After crushing Muslim fighters in Chechnya, Mr Putin supports Bashar al-Assad’s ferocious war against the "Islamic State" in Syria and will be more than happy to put his arm around the chubby Egyptian whose courts have been sentencing Muslim Brotherhood members to the scaffold by the hundred. Mr Sisi has met Mr Putin before, in Moscow, and a Russian leader known for his cynicism can only enjoy meeting a military autocrat who was elected president after staging a successful coup d’etat against a previously elected president. Even the old Soviet Union could never quite achieve this. ...This is one of many cynical but pragmatic alliances Russia has made and is making. It's a nuclear power that can thrown its weight around in various places.
The beauty of it all is that both leaders want the same thing – to emerge with a new ally after suffering the slings and arrows of Western criticism for their bloody behaviour.

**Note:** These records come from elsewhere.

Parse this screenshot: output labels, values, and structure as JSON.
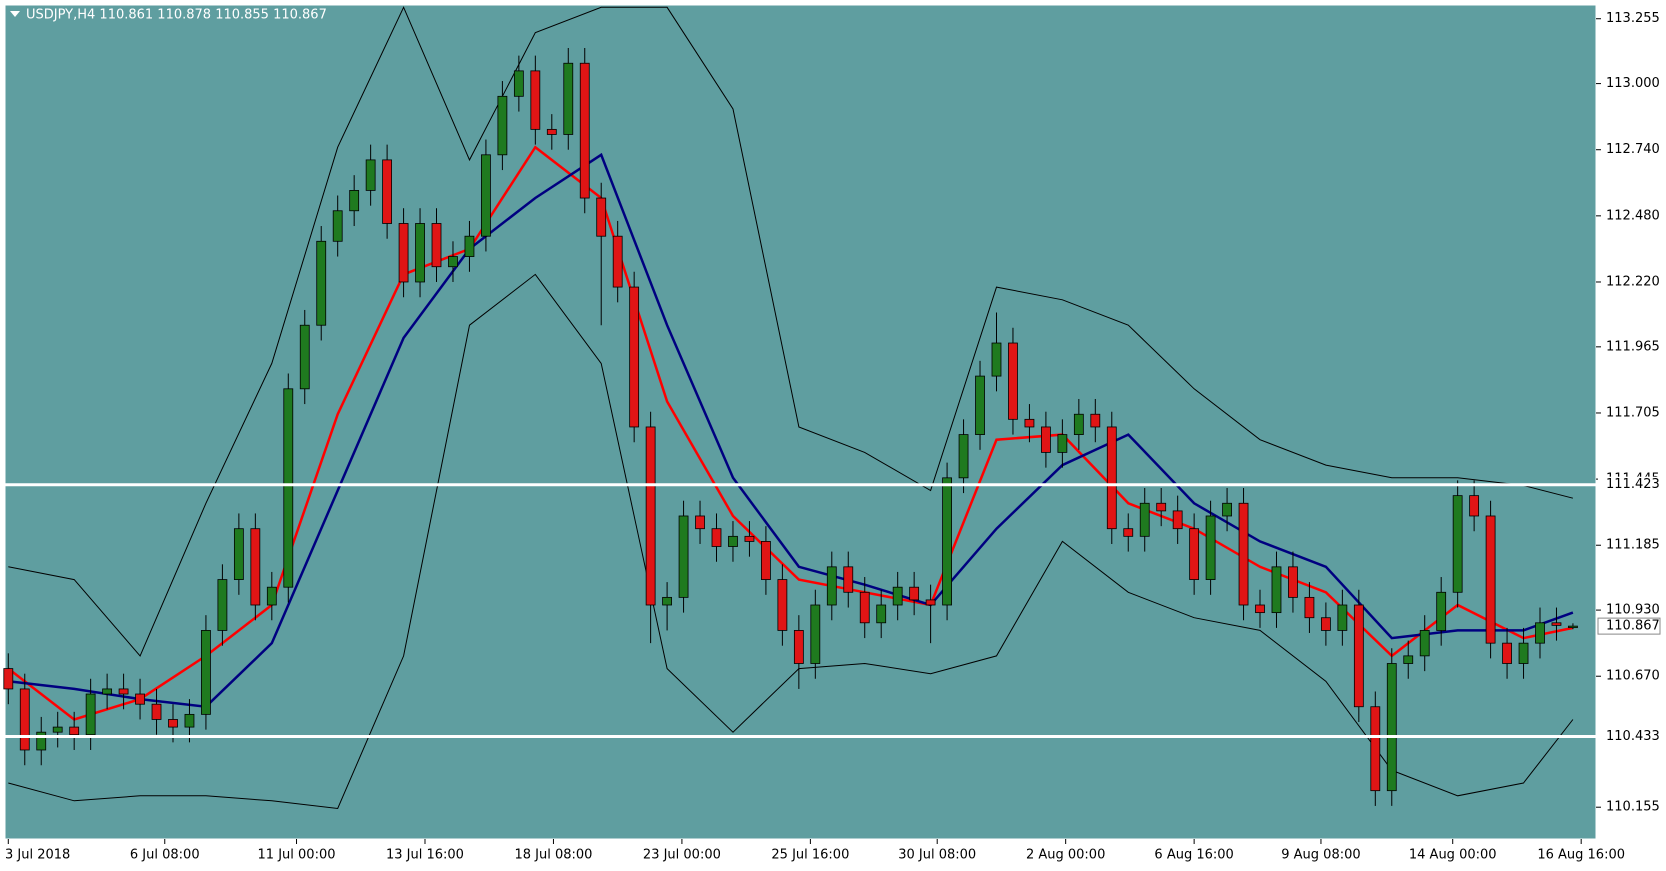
{
  "chart_data": {
    "type": "candlestick",
    "title": "USDJPY,H4  110.861 110.878 110.855 110.867",
    "open": [
      110.7,
      110.62,
      110.38,
      110.45,
      110.47,
      110.44,
      110.6,
      110.62,
      110.6,
      110.56,
      110.5,
      110.47,
      110.52,
      110.85,
      111.05,
      111.25,
      110.95,
      111.02,
      111.8,
      112.05,
      112.38,
      112.5,
      112.58,
      112.7,
      112.45,
      112.22,
      112.45,
      112.28,
      112.32,
      112.4,
      112.72,
      112.95,
      113.05,
      112.82,
      112.8,
      113.08,
      112.55,
      112.4,
      112.2,
      111.65,
      110.95,
      110.98,
      111.3,
      111.25,
      111.18,
      111.22,
      111.2,
      111.05,
      110.85,
      110.72,
      110.95,
      111.1,
      111.0,
      110.88,
      110.95,
      111.02,
      110.97,
      110.95,
      111.45,
      111.62,
      111.85,
      111.98,
      111.68,
      111.65,
      111.55,
      111.62,
      111.7,
      111.65,
      111.25,
      111.22,
      111.35,
      111.32,
      111.25,
      111.05,
      111.3,
      111.35,
      110.95,
      110.92,
      111.1,
      110.98,
      110.9,
      110.85,
      110.95,
      110.55,
      110.22,
      110.72,
      110.75,
      110.85,
      111.0,
      111.38,
      111.3,
      110.8,
      110.72,
      110.8,
      110.88,
      110.861
    ],
    "high": [
      110.76,
      110.68,
      110.51,
      110.53,
      110.53,
      110.66,
      110.68,
      110.68,
      110.66,
      110.62,
      110.56,
      110.58,
      110.91,
      111.11,
      111.31,
      111.31,
      111.08,
      111.86,
      112.11,
      112.44,
      112.56,
      112.64,
      112.76,
      112.76,
      112.51,
      112.51,
      112.51,
      112.38,
      112.46,
      112.78,
      113.01,
      113.11,
      113.11,
      112.88,
      113.14,
      113.14,
      112.61,
      112.46,
      112.26,
      111.71,
      111.04,
      111.36,
      111.36,
      111.31,
      111.28,
      111.28,
      111.26,
      111.11,
      110.91,
      111.01,
      111.16,
      111.16,
      111.06,
      111.01,
      111.08,
      111.08,
      111.03,
      111.51,
      111.68,
      111.91,
      112.1,
      112.04,
      111.74,
      111.71,
      111.68,
      111.76,
      111.76,
      111.71,
      111.31,
      111.41,
      111.41,
      111.38,
      111.31,
      111.36,
      111.41,
      111.41,
      111.01,
      111.16,
      111.16,
      111.04,
      110.96,
      111.01,
      111.01,
      110.61,
      110.78,
      110.81,
      110.91,
      111.06,
      111.44,
      111.44,
      111.36,
      110.86,
      110.86,
      110.94,
      110.94,
      110.878
    ],
    "low": [
      110.56,
      110.32,
      110.32,
      110.39,
      110.38,
      110.38,
      110.54,
      110.54,
      110.5,
      110.44,
      110.41,
      110.41,
      110.46,
      110.79,
      110.99,
      110.89,
      110.89,
      110.96,
      111.74,
      111.99,
      112.32,
      112.44,
      112.52,
      112.39,
      112.16,
      112.16,
      112.22,
      112.22,
      112.26,
      112.34,
      112.66,
      112.89,
      112.76,
      112.74,
      112.74,
      112.49,
      112.05,
      112.14,
      111.59,
      110.8,
      110.85,
      110.92,
      111.19,
      111.12,
      111.12,
      111.14,
      110.99,
      110.79,
      110.62,
      110.66,
      110.89,
      110.94,
      110.82,
      110.82,
      110.89,
      110.91,
      110.8,
      110.89,
      111.39,
      111.56,
      111.79,
      111.62,
      111.59,
      111.49,
      111.49,
      111.56,
      111.59,
      111.19,
      111.16,
      111.16,
      111.26,
      111.19,
      110.99,
      110.99,
      111.24,
      110.89,
      110.86,
      110.86,
      110.92,
      110.84,
      110.79,
      110.79,
      110.49,
      110.16,
      110.16,
      110.66,
      110.69,
      110.79,
      110.94,
      111.24,
      110.74,
      110.66,
      110.66,
      110.74,
      110.81,
      110.855
    ],
    "close": [
      110.62,
      110.38,
      110.45,
      110.47,
      110.44,
      110.6,
      110.62,
      110.6,
      110.56,
      110.5,
      110.47,
      110.52,
      110.85,
      111.05,
      111.25,
      110.95,
      111.02,
      111.8,
      112.05,
      112.38,
      112.5,
      112.58,
      112.7,
      112.45,
      112.22,
      112.45,
      112.28,
      112.32,
      112.4,
      112.72,
      112.95,
      113.05,
      112.82,
      112.8,
      113.08,
      112.55,
      112.4,
      112.2,
      111.65,
      110.95,
      110.98,
      111.3,
      111.25,
      111.18,
      111.22,
      111.2,
      111.05,
      110.85,
      110.72,
      110.95,
      111.1,
      111.0,
      110.88,
      110.95,
      111.02,
      110.97,
      110.95,
      111.45,
      111.62,
      111.85,
      111.98,
      111.68,
      111.65,
      111.55,
      111.62,
      111.7,
      111.65,
      111.25,
      111.22,
      111.35,
      111.32,
      111.25,
      111.05,
      111.3,
      111.35,
      110.95,
      110.92,
      111.1,
      110.98,
      110.9,
      110.85,
      110.95,
      110.55,
      110.22,
      110.72,
      110.75,
      110.85,
      111.0,
      111.38,
      111.3,
      110.8,
      110.72,
      110.8,
      110.88,
      110.87,
      110.867
    ],
    "up_color": "#1f7a1f",
    "down_color": "#e01515",
    "background": "#5f9ea0",
    "line_x": [
      0,
      4,
      8,
      12,
      16,
      20,
      24,
      28,
      32,
      36,
      40,
      44,
      48,
      52,
      56,
      60,
      64,
      68,
      72,
      76,
      80,
      84,
      88,
      92,
      95
    ],
    "lines": [
      {
        "color": "#ff0000",
        "values": [
          110.7,
          110.5,
          110.58,
          110.75,
          110.95,
          111.7,
          112.25,
          112.35,
          112.75,
          112.55,
          111.75,
          111.3,
          111.05,
          111.0,
          110.95,
          111.6,
          111.62,
          111.35,
          111.25,
          111.1,
          111.0,
          110.75,
          110.95,
          110.82,
          110.86
        ]
      },
      {
        "color": "#000080",
        "values": [
          110.65,
          110.62,
          110.58,
          110.55,
          110.8,
          111.4,
          112.0,
          112.35,
          112.55,
          112.72,
          112.05,
          111.45,
          111.1,
          111.03,
          110.95,
          111.25,
          111.5,
          111.62,
          111.35,
          111.2,
          111.1,
          110.82,
          110.85,
          110.85,
          110.92
        ]
      },
      {
        "color": "#000000",
        "values": [
          111.1,
          111.05,
          110.75,
          111.35,
          111.9,
          112.75,
          113.3,
          112.7,
          113.2,
          113.3,
          113.3,
          112.9,
          111.65,
          111.55,
          111.4,
          112.2,
          112.15,
          112.05,
          111.8,
          111.6,
          111.5,
          111.45,
          111.45,
          111.42,
          111.37
        ]
      },
      {
        "color": "#000000",
        "values": [
          110.25,
          110.18,
          110.2,
          110.2,
          110.18,
          110.15,
          110.75,
          112.05,
          112.25,
          111.9,
          110.7,
          110.45,
          110.7,
          110.72,
          110.68,
          110.75,
          111.2,
          111.0,
          110.9,
          110.85,
          110.65,
          110.3,
          110.2,
          110.25,
          110.5
        ]
      }
    ],
    "hlines": [
      111.423,
      110.433
    ],
    "last_price": 110.867,
    "xlim": [
      -0.2,
      96.4
    ],
    "ylim": [
      110.03,
      113.309
    ],
    "yticks": [
      113.255,
      {
        "value": 113.0,
        "label": "113.000"
      },
      {
        "value": 112.74,
        "label": "112.740"
      },
      {
        "value": 112.48,
        "label": "112.480"
      },
      {
        "value": 112.22,
        "label": "112.220"
      },
      111.965,
      111.705,
      111.445,
      111.185,
      {
        "value": 110.93,
        "label": "110.930"
      },
      {
        "value": 110.67,
        "label": "110.670"
      },
      110.155
    ],
    "xticks": [
      {
        "value": 0,
        "label": "3 Jul 2018"
      },
      {
        "value": 9.5,
        "label": "6 Jul 08:00"
      },
      {
        "value": 17.5,
        "label": "11 Jul 00:00"
      },
      {
        "value": 25.3,
        "label": "13 Jul 16:00"
      },
      {
        "value": 33.1,
        "label": "18 Jul 08:00"
      },
      {
        "value": 40.9,
        "label": "23 Jul 00:00"
      },
      {
        "value": 48.7,
        "label": "25 Jul 16:00"
      },
      {
        "value": 56.4,
        "label": "30 Jul 08:00"
      },
      {
        "value": 64.2,
        "label": "2 Aug 00:00"
      },
      {
        "value": 72,
        "label": "6 Aug 16:00"
      },
      {
        "value": 79.7,
        "label": "9 Aug 08:00"
      },
      {
        "value": 87.7,
        "label": "14 Aug 00:00"
      },
      {
        "value": 95.5,
        "label": "16 Aug 16:00"
      }
    ]
  }
}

The Egyptian president oversaw the shooting massacre of hundreds of Brotherhood supporters in 2013. The Russian president oversaw the bloody occupation of parts of eastern Ukraine a year later. They will have much to talk about.
The United States and Russia are unofficial but de facto allies in Syria at the moment, with the US discreetly cooperating with Syria and its President Bashar al-Assad in fighting common enemies, ISIS and "Jabhat al-Nusra, the al-Qaeda affiliate." (Patrick Cockburn, War with Isis: Syria's President Assad is overplaying a weak hand – he needs the West to keep militants from Damascus The Independent 02/10/2015)
Fisk notes in closing:
Russia and America have always suffered an addiction to obedient military rulers; and Mr Putin, who only retired from the KGB with the rank of Lieutenant Colonel – against Mr Sisi’s Field Marshal status – understands all too well how a “deep state” works. Patriotism, nationalism and corruption are a potent blood group for autocratic survival in the Arab world.